In short, it depends on the uptake of trace elements by your reef’s inhabitants and the frequency of water changes. Most modern salt mixes today have more trace elements than natural salt water in anticipation of uptake by tank in habitants. In most cases, weekly water changes are more than enough to replenish trace elements. It is possible though that heavily stocked tanks will deplete trace elements faster than sparsely stocked aquariums. In this situation, a trace element supplement could help.
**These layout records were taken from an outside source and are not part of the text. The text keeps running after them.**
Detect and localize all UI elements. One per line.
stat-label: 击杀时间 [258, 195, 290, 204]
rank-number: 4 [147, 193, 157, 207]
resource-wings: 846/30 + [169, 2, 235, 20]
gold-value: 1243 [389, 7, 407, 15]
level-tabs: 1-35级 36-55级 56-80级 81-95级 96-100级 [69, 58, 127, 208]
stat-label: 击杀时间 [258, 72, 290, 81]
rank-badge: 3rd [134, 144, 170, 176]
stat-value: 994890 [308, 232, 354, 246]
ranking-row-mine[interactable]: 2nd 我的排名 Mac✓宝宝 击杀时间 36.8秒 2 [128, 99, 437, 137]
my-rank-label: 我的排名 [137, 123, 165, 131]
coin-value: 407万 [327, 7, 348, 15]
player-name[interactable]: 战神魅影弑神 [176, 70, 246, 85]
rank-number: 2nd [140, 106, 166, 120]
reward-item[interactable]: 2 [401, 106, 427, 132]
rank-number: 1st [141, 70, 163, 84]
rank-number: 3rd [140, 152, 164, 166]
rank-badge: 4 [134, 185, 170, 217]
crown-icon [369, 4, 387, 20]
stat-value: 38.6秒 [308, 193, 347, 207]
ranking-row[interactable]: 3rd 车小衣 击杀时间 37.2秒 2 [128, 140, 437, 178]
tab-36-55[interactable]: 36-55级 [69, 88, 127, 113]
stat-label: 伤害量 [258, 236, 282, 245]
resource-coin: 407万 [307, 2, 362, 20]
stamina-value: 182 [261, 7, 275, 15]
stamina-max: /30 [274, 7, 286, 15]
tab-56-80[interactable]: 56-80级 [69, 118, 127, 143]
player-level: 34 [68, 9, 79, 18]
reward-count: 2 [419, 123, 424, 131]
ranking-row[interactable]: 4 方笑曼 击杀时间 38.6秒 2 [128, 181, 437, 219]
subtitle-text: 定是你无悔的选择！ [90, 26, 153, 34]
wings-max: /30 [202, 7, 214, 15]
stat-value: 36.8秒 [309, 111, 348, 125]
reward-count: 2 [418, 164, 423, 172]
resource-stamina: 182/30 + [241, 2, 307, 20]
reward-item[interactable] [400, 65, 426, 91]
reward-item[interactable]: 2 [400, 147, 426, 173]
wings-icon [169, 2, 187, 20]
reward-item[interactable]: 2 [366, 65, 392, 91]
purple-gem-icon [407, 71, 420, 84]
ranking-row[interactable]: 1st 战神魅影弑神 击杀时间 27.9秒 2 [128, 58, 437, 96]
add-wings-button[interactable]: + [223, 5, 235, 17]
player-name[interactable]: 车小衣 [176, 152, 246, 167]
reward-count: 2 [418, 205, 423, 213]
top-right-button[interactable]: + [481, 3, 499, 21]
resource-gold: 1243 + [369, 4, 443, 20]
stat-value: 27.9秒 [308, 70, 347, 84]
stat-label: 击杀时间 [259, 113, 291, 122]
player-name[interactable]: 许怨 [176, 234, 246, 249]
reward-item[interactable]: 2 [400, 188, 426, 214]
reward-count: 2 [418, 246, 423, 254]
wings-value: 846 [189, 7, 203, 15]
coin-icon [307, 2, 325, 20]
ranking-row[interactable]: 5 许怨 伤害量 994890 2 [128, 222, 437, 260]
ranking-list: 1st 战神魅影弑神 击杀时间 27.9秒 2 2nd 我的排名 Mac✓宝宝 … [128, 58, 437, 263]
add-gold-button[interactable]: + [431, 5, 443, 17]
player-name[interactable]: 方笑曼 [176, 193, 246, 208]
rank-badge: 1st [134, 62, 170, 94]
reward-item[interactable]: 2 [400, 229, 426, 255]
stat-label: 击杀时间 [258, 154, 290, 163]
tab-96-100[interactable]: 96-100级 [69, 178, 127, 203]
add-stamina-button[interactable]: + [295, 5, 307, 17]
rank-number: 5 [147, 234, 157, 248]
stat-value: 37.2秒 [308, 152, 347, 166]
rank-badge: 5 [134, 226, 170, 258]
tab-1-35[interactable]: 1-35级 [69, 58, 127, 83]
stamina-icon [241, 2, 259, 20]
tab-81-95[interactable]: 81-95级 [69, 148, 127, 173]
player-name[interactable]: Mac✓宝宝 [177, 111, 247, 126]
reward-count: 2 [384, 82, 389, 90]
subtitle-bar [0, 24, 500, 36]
If you plan on adding trace elements, make sure you are testing for them especially considering the vanishingly small quantities they represent in our salt water. There are a number of test kits available for testing specific elements. A more esoteric method is to send a water sample off to a professional laboratory and have it tested there [at least two recent introductions, AquariumWaterTesting.com and TRITON US, now offer high-end testing services – Ed.]. Unlike our hobby-level test kits, a professional chemistry lab will have access to devices capable of high performance liquid chromatography (HPLC) or liquid chromatography-mass spectrometry (LC-MS) that are about a million times more accurate than what is sold on the shelf of a local fish store. That might be overkill for a typical home aquarist however large aquaculture facilities and public aquariums regularly send off water to be tested in this manner.

The point is, if you plan to try trace element addition to your reef tank, it is important to know where your levels are before you start adding and know when you should stop. Blindly adding iodine because someone online said it was good for Xenia is going to lead to more problems.